Friday, June 20, 2008

A Crisis In The Making


True “crisis” would be EU bullying Ireland into ratifying Lisbon

Leaders of the European Union are sitting down in Brussels on Thursday to try to find a way out of the crisis created by Ireland’s rejection of the EU’s Lisbon Treaty in Friday’s referendum. Following Britain’s ratification, all eyes are on the Czech Republic, where the Senate has sent the document to the Constitutional Court before they’ll go any further. So with Czech ratification on hold, what happens next? Rob Cameron spoke to Petr Mach, director of the Eurosceptic think tank the Centre for Economics and Politics, and began by asking him whether this really was a crisis.

PM: “I would call it a crisis if the European Union continues to bully Ireland for how they decided, but if the European elites, the bureaucracy, the remaining nations will accept this result, it’s no crisis.”

RP: Does that mean you believe the Czech Republic should not continue with the ratification process?

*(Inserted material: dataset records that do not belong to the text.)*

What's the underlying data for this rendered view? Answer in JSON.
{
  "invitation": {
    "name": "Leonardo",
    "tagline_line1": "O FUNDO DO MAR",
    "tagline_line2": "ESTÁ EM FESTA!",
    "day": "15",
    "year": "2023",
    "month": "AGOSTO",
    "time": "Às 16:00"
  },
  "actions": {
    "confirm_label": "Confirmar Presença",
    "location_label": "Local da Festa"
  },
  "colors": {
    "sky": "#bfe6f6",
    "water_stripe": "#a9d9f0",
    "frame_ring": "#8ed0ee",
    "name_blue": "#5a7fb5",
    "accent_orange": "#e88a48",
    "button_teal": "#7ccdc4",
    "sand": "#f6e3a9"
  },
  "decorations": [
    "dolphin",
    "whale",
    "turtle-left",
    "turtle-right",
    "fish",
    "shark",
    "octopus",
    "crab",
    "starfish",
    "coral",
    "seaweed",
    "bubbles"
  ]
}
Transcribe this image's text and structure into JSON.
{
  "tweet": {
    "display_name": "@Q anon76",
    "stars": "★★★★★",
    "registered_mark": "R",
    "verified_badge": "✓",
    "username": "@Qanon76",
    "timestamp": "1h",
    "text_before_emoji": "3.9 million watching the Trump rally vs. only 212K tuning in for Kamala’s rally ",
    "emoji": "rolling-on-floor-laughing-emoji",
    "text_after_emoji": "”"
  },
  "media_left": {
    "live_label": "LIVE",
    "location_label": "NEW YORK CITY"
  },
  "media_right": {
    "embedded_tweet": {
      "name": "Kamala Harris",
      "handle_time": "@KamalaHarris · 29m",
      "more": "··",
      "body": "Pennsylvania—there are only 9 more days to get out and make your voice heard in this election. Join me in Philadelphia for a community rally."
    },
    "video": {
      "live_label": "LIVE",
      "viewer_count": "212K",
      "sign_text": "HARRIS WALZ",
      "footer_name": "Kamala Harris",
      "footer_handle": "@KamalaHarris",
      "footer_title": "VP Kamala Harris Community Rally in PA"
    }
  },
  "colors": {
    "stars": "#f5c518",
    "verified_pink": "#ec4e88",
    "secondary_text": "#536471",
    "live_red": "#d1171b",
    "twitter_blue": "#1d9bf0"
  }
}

PM: “I think it would be absurd. What is the purpose of voting in parliament? The purpose of voting in parliament is to pass bills or treaties and not to bully someone. And now the Irish people have rejected the treaty, it’s clear it cannot come into force. So I don’t want the Czech Republic and the Czech parliament to become a tool of the EU bureaucracy or some nations to bully Ireland.”

RP: In your view then, is the treaty dead?

PM: “It is, because it was rejected in one of the 27 nations so it cannot come into force. So it’s finished.”

RP: Nonetheless, I think even you would agree we need something else. There are 27 members now in the EU. It started as six. The system we have is not designed to cope with so many, and the EU is simply inefficient and needs to be streamlined, made more effective. What do we do now?

PM: “I think the European elitists and big nations told Ireland before enlargement a new treaty was needed. Then it was the Nice Treaty. So the Irish were told that they must ratify the Nice Treaty just because the EU needs a new treaty as it is enlarged. Now they’re being told the same thing about the Lisbon Treaty, and everybody could clearly see since enlargement in 2004 that the EU can work, can function with the current treaties.”

RP: What then in your view should the politicians of this country do?

PM: “You know that currently the treaty is standing in the Czech Constitutional Court, so until it decides whether it is in line, or not, with the Czech Constitution, everybody must wait. But I think the best thing would be for the Czech government to withdraw the treaty from the parliament entirely, because now it’s irrelevant. Any decision by the Czech parliament would be irrelevant.”
Javier Solana was unavailable for comment.